Put $N\colon=\R\sm\{0\}\times\R\times(0,2\pi)$, $M$ three dimensional Minkowski space $\R_1^3$ and $F:N\rar M$:
$$
F(r,\theta,\vp)\colon=(r\cosh\theta,r\sinh\theta\cos\vp,r\sinh\theta\sin\vp)~.
$$
Compute the pull-back metric $h$ of $F:N\rar M$.
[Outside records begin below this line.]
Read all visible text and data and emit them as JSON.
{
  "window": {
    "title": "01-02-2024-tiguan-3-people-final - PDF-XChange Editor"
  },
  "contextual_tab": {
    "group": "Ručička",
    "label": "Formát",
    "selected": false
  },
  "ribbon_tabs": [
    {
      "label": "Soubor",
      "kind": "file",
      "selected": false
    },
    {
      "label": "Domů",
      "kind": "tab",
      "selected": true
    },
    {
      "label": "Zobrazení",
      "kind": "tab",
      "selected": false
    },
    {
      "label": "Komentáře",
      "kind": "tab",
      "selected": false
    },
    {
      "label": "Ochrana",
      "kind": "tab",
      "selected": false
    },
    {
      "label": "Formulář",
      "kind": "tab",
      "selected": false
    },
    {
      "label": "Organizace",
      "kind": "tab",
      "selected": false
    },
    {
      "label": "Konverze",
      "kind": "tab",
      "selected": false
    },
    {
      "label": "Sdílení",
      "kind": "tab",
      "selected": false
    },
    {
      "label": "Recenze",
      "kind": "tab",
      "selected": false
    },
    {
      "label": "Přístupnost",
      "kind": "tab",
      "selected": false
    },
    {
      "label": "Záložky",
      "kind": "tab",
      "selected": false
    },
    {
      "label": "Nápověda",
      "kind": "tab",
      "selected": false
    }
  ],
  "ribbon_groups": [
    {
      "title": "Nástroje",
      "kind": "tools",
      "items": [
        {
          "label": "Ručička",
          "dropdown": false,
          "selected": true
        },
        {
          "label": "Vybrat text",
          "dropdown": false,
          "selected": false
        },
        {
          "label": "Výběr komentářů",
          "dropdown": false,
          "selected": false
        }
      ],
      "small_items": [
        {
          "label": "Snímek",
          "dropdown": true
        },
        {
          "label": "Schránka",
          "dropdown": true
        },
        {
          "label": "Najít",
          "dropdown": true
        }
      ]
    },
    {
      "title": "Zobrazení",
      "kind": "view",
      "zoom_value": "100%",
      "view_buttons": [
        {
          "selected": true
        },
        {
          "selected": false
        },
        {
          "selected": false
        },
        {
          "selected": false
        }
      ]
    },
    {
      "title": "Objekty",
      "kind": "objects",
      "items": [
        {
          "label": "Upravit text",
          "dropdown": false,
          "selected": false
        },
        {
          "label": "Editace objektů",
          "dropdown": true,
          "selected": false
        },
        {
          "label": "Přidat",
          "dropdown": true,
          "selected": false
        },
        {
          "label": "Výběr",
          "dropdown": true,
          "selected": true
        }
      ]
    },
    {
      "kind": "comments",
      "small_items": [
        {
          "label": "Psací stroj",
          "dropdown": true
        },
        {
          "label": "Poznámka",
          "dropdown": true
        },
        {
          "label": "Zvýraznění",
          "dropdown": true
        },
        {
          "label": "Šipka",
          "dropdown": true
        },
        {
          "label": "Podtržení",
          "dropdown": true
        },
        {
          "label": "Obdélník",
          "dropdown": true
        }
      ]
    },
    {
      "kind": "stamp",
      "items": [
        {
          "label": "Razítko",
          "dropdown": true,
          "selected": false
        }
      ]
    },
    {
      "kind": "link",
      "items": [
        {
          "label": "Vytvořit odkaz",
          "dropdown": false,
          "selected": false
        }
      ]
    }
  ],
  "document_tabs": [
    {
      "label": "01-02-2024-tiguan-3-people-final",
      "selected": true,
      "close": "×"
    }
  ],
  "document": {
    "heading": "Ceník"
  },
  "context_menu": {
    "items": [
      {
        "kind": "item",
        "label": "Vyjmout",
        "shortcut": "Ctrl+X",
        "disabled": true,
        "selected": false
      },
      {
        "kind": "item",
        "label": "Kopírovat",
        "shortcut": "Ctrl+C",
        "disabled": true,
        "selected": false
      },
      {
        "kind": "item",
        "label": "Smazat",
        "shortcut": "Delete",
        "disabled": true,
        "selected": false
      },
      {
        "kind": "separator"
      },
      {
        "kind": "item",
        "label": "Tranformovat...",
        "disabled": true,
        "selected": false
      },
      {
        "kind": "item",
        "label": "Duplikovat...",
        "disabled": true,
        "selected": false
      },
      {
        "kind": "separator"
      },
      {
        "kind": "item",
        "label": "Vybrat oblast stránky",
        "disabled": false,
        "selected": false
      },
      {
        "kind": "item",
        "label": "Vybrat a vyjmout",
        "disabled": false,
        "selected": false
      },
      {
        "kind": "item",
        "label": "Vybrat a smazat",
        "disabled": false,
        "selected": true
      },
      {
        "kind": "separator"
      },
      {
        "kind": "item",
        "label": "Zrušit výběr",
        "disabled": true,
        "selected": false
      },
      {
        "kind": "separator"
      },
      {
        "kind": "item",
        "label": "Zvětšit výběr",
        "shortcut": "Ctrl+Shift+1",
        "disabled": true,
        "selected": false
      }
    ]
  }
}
This time let us compute the metric coefficients directly: $y\colon=(r,\theta,\vp)$, $x\colon=F(y)$: The Jacobian of $F$ at $y$ is given by
$$
\left(\begin{array}{ccc}
\cosh\theta&r\sinh\theta&0\\
\sinh\theta\cos\vp&r\cosh\theta\cos\vp&-r\sinh\theta\sin\vp\\
\sinh\theta\sin\vp&r\cosh\theta\sin\vp&r\sinh\theta\cos\vp
\end{array}\right)
$$
and therefore
\begin{eqnarray*}
T_yF(E^r)&=&\cosh\theta\,E^0+\sinh\theta\cos\vp\,E^1+\sinh\theta\sin\vp\,E^2\\
T_yF(E^\theta)&=&r\sinh\theta\,E^0+r\cosh\theta\cos\vp\,E^1+r\cosh\theta\sin\vp\,E^2\\
T_yF(E^\vp)&=&-r\sinh\theta\sin\vp\,E^1+r\sinh\theta\cos\vp\,E^2
\end{eqnarray*}
This implies
\begin{eqnarray*}
h(E^r,E^r)&=&-\cosh^2\theta+\sin^2\vp\sinh^2\theta+\cos^2\vp\sinh^2\theta=-1\\
h(E^\theta,E^\theta)&=&-r^2\sinh^2\theta+r^2\cosh^2\theta\cos^2\vp+r^2\cosh^2\sin^2\vp=r^2\\
h(E^\vp,E^\vp)&=&r^2\sinh^2\theta\sin^2\vp+r^2\sinh^2\theta\cos^2\vp=r^2\sinh^2\theta
\end{eqnarray*}
and all off diagonal terms vanish.